Earlier this year I trained as a bat carer and last week I got my rabies form back from the doctors confirming that I up to date on my jabs. Now I can experience the other side of the bat line. Yesterday was Tuesday, my day on the line. One call: a couple on Chorlton had found a bat in their porch. Perfect! Chorlton is ten minutes down the road from me. I arranged to collect it when I got home from work. I left work early so could tidy the spare room in preparation and read up on the bat care workshop notes, People at work wished me luck…

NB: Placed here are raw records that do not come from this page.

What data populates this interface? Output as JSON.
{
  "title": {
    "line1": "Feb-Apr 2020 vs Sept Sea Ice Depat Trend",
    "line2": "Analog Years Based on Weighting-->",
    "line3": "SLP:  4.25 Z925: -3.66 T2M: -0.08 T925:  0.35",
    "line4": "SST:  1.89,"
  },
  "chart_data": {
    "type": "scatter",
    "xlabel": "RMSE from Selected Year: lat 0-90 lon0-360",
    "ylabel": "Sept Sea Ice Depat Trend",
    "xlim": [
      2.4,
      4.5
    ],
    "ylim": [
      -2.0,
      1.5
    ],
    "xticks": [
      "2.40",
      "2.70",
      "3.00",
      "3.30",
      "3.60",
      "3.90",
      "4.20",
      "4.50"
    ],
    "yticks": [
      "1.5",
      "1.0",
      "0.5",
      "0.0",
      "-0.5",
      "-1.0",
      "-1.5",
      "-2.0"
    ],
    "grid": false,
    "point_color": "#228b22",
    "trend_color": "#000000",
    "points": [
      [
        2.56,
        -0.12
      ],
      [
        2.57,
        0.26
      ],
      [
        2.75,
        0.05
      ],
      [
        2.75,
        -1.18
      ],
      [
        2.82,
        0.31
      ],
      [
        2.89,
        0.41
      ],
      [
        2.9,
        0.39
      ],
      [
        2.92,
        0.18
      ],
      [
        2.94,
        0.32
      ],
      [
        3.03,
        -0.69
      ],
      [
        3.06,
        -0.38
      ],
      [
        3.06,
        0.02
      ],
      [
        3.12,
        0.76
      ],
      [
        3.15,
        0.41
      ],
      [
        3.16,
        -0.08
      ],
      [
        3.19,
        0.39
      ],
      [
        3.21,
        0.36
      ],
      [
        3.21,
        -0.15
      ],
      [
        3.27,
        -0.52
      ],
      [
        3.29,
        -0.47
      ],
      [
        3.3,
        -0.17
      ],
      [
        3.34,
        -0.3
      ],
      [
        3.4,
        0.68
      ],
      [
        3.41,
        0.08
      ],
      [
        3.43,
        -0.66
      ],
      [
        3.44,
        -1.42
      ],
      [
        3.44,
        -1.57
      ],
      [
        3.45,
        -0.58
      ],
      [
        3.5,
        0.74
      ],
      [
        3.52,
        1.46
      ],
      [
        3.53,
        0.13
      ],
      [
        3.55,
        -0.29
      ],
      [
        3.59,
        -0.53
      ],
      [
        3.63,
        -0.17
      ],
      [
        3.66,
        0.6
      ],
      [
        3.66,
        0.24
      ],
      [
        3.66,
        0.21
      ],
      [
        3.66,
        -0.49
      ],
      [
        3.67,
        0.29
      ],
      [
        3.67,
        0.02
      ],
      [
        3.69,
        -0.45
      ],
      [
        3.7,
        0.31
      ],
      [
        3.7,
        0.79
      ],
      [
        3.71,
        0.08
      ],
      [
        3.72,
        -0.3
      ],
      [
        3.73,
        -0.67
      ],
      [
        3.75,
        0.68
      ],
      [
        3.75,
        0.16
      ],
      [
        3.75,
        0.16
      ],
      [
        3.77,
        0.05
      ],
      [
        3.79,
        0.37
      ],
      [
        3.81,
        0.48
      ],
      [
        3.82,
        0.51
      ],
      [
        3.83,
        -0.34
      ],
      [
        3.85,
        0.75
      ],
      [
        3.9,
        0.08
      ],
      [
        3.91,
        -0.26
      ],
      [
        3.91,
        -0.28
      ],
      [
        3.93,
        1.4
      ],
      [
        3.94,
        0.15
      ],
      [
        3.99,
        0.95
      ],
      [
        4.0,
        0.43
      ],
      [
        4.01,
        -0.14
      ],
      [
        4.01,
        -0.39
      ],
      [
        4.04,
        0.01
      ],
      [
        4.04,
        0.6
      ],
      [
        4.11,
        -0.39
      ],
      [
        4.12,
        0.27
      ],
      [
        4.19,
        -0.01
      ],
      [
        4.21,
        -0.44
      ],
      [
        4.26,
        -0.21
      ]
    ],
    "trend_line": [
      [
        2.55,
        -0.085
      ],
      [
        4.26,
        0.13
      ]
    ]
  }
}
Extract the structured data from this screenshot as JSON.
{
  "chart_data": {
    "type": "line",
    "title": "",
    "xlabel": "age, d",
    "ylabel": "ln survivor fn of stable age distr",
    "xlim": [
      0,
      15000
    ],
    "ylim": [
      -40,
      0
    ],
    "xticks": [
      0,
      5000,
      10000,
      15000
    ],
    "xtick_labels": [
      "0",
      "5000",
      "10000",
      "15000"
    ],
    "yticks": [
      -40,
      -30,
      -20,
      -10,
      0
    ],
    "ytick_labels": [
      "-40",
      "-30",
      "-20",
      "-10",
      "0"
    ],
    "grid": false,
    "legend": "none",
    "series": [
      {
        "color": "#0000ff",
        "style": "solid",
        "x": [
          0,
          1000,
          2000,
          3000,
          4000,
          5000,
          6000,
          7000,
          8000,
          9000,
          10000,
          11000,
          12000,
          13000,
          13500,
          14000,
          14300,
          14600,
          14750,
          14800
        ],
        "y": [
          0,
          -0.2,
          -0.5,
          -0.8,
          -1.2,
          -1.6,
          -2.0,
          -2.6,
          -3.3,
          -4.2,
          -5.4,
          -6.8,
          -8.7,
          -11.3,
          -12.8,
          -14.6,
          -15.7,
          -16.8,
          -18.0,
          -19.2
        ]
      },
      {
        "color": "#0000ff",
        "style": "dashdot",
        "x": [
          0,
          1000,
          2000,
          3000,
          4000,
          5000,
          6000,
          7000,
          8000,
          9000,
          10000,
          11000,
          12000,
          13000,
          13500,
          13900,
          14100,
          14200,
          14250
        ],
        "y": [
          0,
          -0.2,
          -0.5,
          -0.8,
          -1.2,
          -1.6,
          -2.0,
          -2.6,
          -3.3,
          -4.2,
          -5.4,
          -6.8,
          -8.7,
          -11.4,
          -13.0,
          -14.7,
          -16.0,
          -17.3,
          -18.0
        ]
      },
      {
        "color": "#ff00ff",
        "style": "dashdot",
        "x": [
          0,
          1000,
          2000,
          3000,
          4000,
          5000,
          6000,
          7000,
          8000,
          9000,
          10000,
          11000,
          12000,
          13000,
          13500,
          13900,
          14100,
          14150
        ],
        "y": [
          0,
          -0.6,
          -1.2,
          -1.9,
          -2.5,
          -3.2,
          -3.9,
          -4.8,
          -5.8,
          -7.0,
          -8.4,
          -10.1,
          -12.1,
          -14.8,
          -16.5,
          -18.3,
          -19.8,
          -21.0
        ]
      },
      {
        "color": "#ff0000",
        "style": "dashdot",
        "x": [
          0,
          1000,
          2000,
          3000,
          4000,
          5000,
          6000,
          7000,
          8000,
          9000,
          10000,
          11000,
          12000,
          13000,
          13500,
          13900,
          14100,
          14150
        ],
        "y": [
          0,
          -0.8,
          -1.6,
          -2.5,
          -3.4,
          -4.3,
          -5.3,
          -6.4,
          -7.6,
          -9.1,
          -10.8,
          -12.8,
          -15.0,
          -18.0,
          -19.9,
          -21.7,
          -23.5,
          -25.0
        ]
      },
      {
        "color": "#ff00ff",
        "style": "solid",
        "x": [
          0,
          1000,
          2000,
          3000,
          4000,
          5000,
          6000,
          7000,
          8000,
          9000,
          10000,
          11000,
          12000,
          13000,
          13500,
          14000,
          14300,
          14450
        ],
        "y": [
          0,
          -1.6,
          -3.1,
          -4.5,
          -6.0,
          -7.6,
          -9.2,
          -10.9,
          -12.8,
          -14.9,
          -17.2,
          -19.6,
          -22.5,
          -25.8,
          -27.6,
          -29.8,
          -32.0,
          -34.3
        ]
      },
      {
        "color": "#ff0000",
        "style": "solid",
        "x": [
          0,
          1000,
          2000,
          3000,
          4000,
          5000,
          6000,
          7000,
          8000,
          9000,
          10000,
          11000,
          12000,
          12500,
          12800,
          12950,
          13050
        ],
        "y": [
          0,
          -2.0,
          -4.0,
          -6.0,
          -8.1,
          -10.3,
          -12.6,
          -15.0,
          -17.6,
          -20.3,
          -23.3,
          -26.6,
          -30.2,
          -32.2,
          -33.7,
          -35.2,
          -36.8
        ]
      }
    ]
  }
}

Having recently (finally) passed my driving test I was able to drive to the person’s house. When I arrived he was stood on his doorstep looking into an open shoe-box. Sadly the bat was dead. Some make it, some don’t.
I had a look at its wings and they had puncture holes which I imagine would have matched the cat’s teeth which was winding around its owner’s legs when I collected the bat from them, Cat’s can of course not help their predatory nature. It was this bat’s misfortune that the two animals met.